Backups
HA is not a backup. Replication (Ceph, etcd quorum) protects against hardware failure; it does nothing for accidental deletion, corruption, ransomware, or losing the whole cluster/site. You back up regardless.
lok8s clusters use a two-tier, off-cluster backup model, configured per cluster under spec.backup and applied by the ./targets/backup bootstrap target. It ships disabled — enable it once you have credentials.
Tiers
| Tier | Backend | Interface | Holds |
|---|---|---|---|
| hot / live | Hetzner Object Storage | S3 | control-plane etcd (seed + KKP user clusters), databases (CNPG/barman), velero |
| cold / archive | Hetzner Storage Box | rclone sync (S3→SFTP) | cheap long retention |
Why S3 for the hot tier: KKP CE's etcd backup/restore — which powers free-tier pause/hibernate as well as disaster recovery — requires an S3 endpoint, and S3 is also the common API for KubeOne's restic etcd backup, CNPG's barman, and velero. So S3 is a hard dependency, not a nice-to-have.

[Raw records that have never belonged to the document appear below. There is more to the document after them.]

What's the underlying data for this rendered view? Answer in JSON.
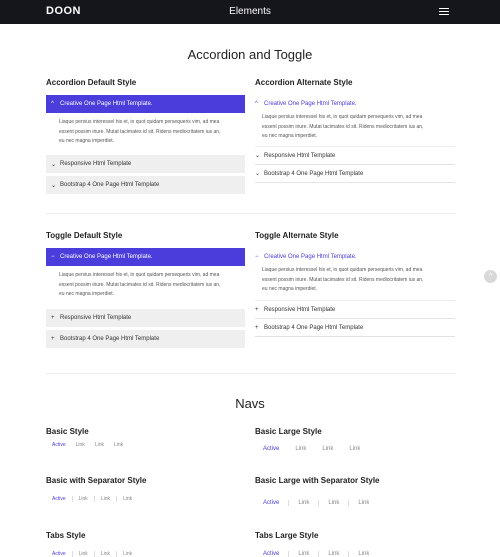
{
  "topbar": {
    "logo": "DOON",
    "title": "Elements"
  },
  "accordion_section": {
    "title": "Accordion and Toggle",
    "default": {
      "title": "Accordion Default Style",
      "items": [
        {
          "label": "Creative One Page Html Template.",
          "icon": "^"
        },
        {
          "label": "Responsive Html Template",
          "icon": "⌄"
        },
        {
          "label": "Bootstrap 4 One Page Html Template",
          "icon": "⌄"
        }
      ]
    },
    "alternate": {
      "title": "Accordion Alternate Style",
      "items": [
        {
          "label": "Creative One Page Html Template.",
          "icon": "^"
        },
        {
          "label": "Responsive Html Template",
          "icon": "⌄"
        },
        {
          "label": "Bootstrap 4 One Page Html Template",
          "icon": "⌄"
        }
      ]
    },
    "body_lines": [
      "Liaque persius interessel his et, in quot quidam persequeris vim, ad mea",
      "essent possim iriure. Mutat tacimates id sit. Ridens mediocritatem ius an,",
      "eu nec magna imperdiet."
    ]
  },
  "toggle_section": {
    "default": {
      "title": "Toggle Default Style",
      "items": [
        {
          "label": "Creative One Page Html Template.",
          "icon": "−"
        },
        {
          "label": "Responsive Html Template",
          "icon": "+"
        },
        {
          "label": "Bootstrap 4 One Page Html Template",
          "icon": "+"
        }
      ]
    },
    "alternate": {
      "title": "Toggle Alternate Style",
      "items": [
        {
          "label": "Creative One Page Html Template.",
          "icon": "−"
        },
        {
          "label": "Responsive Html Template",
          "icon": "+"
        },
        {
          "label": "Bootstrap 4 One Page Html Template",
          "icon": "+"
        }
      ]
    }
  },
  "navs_section": {
    "title": "Navs",
    "basic": {
      "title": "Basic Style",
      "links": [
        "Active",
        "Link",
        "Link",
        "Link"
      ]
    },
    "basic_large": {
      "title": "Basic Large Style",
      "links": [
        "Active",
        "Link",
        "Link",
        "Link"
      ]
    },
    "basic_sep": {
      "title": "Basic with Separator Style",
      "links": [
        "Active",
        "Link",
        "Link",
        "Link"
      ]
    },
    "basic_large_sep": {
      "title": "Basic Large with Separator Style",
      "links": [
        "Active",
        "Link",
        "Link",
        "Link"
      ]
    },
    "tabs": {
      "title": "Tabs Style",
      "links": [
        "Active",
        "Link",
        "Link",
        "Link"
      ]
    },
    "tabs_large": {
      "title": "Tabs Large Style",
      "links": [
        "Active",
        "Link",
        "Link",
        "Link"
      ]
    }
  },
  "colors": {
    "accent": "#4a3ddb",
    "topbar": "#15151c"
  }
}
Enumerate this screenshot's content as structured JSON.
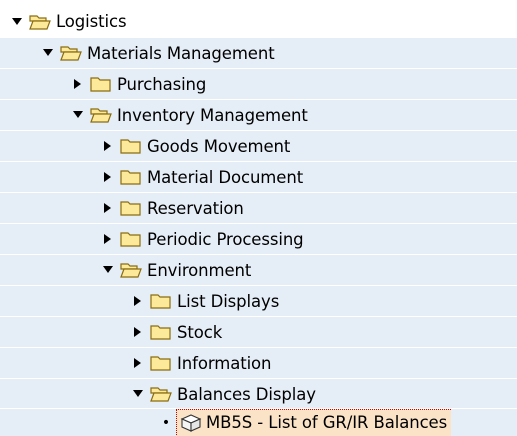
{
  "tree": {
    "items": [
      {
        "label": "Logistics",
        "state": "expanded",
        "icon": "folder-open-icon"
      },
      {
        "label": "Materials Management",
        "state": "expanded",
        "icon": "folder-open-icon"
      },
      {
        "label": "Purchasing",
        "state": "collapsed",
        "icon": "folder-closed-icon"
      },
      {
        "label": "Inventory Management",
        "state": "expanded",
        "icon": "folder-open-icon"
      },
      {
        "label": "Goods Movement",
        "state": "collapsed",
        "icon": "folder-closed-icon"
      },
      {
        "label": "Material Document",
        "state": "collapsed",
        "icon": "folder-closed-icon"
      },
      {
        "label": "Reservation",
        "state": "collapsed",
        "icon": "folder-closed-icon"
      },
      {
        "label": "Periodic Processing",
        "state": "collapsed",
        "icon": "folder-closed-icon"
      },
      {
        "label": "Environment",
        "state": "expanded",
        "icon": "folder-open-icon"
      },
      {
        "label": "List Displays",
        "state": "collapsed",
        "icon": "folder-closed-icon"
      },
      {
        "label": "Stock",
        "state": "collapsed",
        "icon": "folder-closed-icon"
      },
      {
        "label": "Information",
        "state": "collapsed",
        "icon": "folder-closed-icon"
      },
      {
        "label": "Balances Display",
        "state": "expanded",
        "icon": "folder-open-icon"
      },
      {
        "label": "MB5S - List of GR/IR Balances",
        "state": "leaf",
        "icon": "transaction-cube-icon",
        "selected": true
      }
    ]
  },
  "colors": {
    "shaded_row": "#e5edf6",
    "folder_fill": "#fde99a",
    "folder_stroke": "#8a6d10",
    "selected_bg": "#fbe3c8",
    "selected_border": "#cc0000"
  }
}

Why Storage Box for cold: it's far cheaper per-TB and has no egress fees, but it is not S3 (SFTP/CIFS/BorgBackup/restic only). So it can't be a hot S3 target — reach it with rclone (S3→SFTP) or restic, never a MinIO-on-CIFS shim (MinIO is unsupported on network filesystems). etcd/DB snapshots are tiny, so the hot tier easily fits Object Storage's included quota; the cold tier only earns its keep for multi-TB archives.
What gets backed up where
| Data | Tool | Target |
|---|---|---|
| Seed (KubeOne) etcd + PKI | KubeOne backups-restic addon | S3 |
| KKP user-cluster etcd | KKP CE EtcdBackupConfig (auto, via Seed etcdBackupRestore) | S3 |
| PostgreSQL (CNPG) | barman (built in) — app-consistent, preferred for DBs | S3 |
| Namespaced state / PVs | upstream velero (KKP's built-in velero PV backup is EE-only) | S3 |
| Long retention | rclone archive job | Storage Box |
Configure
# cluster.lok8s.yaml
spec:
backup:
s3: # hot — Hetzner Object Storage
enabled: true
endpoint: fsn1.your-objectstorage.com
region: fsn1
bucket: kubehz-backups
storageBox: # cold — Hetzner Storage Box
enabled: true
host: uXXXXXX.your-storagebox.de
user: uXXXXXX
remotePath: kubehz/archive
schedule: "0 2 * * *"
retentionDays: 30Set the credentials (never in git) with the secrets plugin:
lo secrets set --name backup-s3 --namespace backup-system accessKey <KEY>
lo secrets set --name backup-s3 --namespace backup-system secretKey <SECRET>
lo secrets set --name backup-storagebox --namespace backup-system password <STORAGEBOX_PW>Then flip S3_ENABLED/ARCHIVE_ENABLED in the target's ConfigMap and suspend: false on the archive CronJob. For KKP, the install also creates kkp-etcd-backup-s3 in the kubermatic namespace (see .kkp/seed.yaml).
Ceph
If you run Rook-Ceph (multi-node), its RGW can provide an in-cluster S3 (app/customer buckets, and optionally the KKP backup target) — but still ship backups to external Object Storage for the off-site copy. Ceph replication is availability, not recoverability.